«Para que todo el que crea en Él tenga vida eterna»
Hoy, el Evangelio es una profecía, es decir, una mirada en el espejo de la realidad que nos introduce en su verdad más allá de lo que nos dicen nuestros sentidos: la Cruz, la Santa Cruz de Jesucristo, es el Trono del Salvador.
Por esto, Jesús afirma que «tiene que ser levantado el Hijo del hombre» (Jn 3,14).
Bien sabemos que la cruz era el suplicio más atroz y vergonzoso de su tiempo. Exaltar la Santa Cruz no dejaría de ser un cinismo si no fuera porque allí cuelga el Crucificado.
La cruz, sin el Redentor, es puro cinismo; con el Hijo del Hombre es el nuevo árbol de la Sabiduría. Jesucristo, «ofreciéndose libremente a la pasión» de la Cruz ha abierto el sentido y el destino de nuestro vivir: subir con Él a la Santa Cruz para abrir los brazos y el corazón al Don de Dios, en un intercambio admirable. También aquí nos conviene escuchar la voz del Padre desde el cielo: «Éste es mi Hijo (...), en quien me he complacido» (Mc 1,11).
Existe un anhelo humano, encontrarnos crucificados con Jesús y resucitar con Él: ¡he aquí el porqué de todo! ¡Hay esperanza, hay sentido, hay eternidad, hay vida!
En la liturgia del Viernes Santo se dice «Mirad el árbol de la cruz, donde colgó el Salvador del mundo: venid y adorémosle». Si conseguimos superar el escándalo y la locura de Cristo crucificado, no hay más que adorarlo y agradecerle su Don. Y buscar decididamente la Santa Cruz en nuestra vida, para llenarnos de la certeza de que, «por Él, con Él y en Él», nuestra donación será transformada, en manos del Padre, por el Espíritu Santo, en vida eterna: «Derramada por vosotros y por todos los hombres para el perdón de los pecados».
El Papa Juan Pablo nos regaló en abril de 1999 una preciosa reflexión sobre el valor de la Cruz como insignia para el mundo.
“Padre, a tus manos encomiendo mi espíritu”. Éstas son las palabras, este es el último grito de Cristo en la cruz. Con esas palabras se cierra el misterio de la pasión y se abre el misterio de la salvación a través de su muerte, que se realizará en la Resurrección. Son palabras importantes.
Cristo por nosotros se hizo obediente hasta la muerte, y muerte de cruz» (Flp 2, 8).

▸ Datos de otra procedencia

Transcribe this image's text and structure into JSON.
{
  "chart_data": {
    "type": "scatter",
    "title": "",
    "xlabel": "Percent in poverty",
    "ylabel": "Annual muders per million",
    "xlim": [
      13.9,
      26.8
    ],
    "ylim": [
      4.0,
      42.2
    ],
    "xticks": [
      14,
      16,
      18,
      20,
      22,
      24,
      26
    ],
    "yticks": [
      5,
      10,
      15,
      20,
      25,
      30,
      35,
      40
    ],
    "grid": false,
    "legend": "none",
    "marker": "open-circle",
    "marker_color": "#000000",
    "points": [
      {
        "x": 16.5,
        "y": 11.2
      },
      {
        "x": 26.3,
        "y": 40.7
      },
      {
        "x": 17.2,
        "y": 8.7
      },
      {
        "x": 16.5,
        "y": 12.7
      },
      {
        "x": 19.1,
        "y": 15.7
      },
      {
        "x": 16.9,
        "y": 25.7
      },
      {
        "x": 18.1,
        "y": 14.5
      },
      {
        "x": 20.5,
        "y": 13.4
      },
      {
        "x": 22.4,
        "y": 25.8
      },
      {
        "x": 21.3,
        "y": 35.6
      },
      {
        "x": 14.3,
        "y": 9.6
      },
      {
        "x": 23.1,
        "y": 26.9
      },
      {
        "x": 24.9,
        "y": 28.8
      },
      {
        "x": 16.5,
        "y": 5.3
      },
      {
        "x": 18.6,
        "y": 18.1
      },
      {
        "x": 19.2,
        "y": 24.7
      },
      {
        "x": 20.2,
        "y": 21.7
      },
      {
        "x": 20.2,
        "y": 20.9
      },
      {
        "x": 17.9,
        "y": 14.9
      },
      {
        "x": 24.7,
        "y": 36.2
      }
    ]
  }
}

Con estas palabras, la liturgia resume lo que aconteció en el Gólgota, hace ahora dos mil años. El evangelista Juan, testigo ocular, narra los acontecimientos dolorosos de la pasión de Cristo. Cuenta su dura agonía, sus últimas palabras: “Todo se ha consumado” (cf. Jn 19, 30) y cómo un soldado romano traspasó su costado con una lanza. Del pecho atravesado del Redentor salió sangre y agua, prueba inequívoca de su muerte (cf. Jn 19, 34) y don extremo de su amor misericordioso.
“Despreciado y evitado”. como dijo Isaías, está Cristo en el hombre afrentado y aniquilado en la guerra y en cualquier lugar donde triunfe la cultura de la muerte; “triturado por nuestros crímenes” está el Mesías en las víctimas del odio y del mal de todos los tiempos y en cualquier lugar. “Como ovejas errantes” parecen a veces los pueblos divididos y marcados por la incomprensión y la indiferencia.
Sin embargo, en el horizonte de este escenario de sufrimiento y de muerte, brilla para la humanidad la esperanza: “A causa de los trabajos de su alma, verá y se hartará (...); mi Siervo justificará a muchos”. La cruz, en la noche del dolor y del abandono, es antorcha que mantiene viva la espera del nuevo día de la resurrección. Miramos con fe hacia la cruz de Cristo, mientras por medio de ella queremos proclamar al mundo el amor misericordioso del Padre por cada hombre.
Sí, hoy es el día de la misericordia y del amor, el día en el que se ha llevado a cabo la redención del mundo, porque el pecado y la muerte han sido derrotados por la muerte salvífica del Redentor.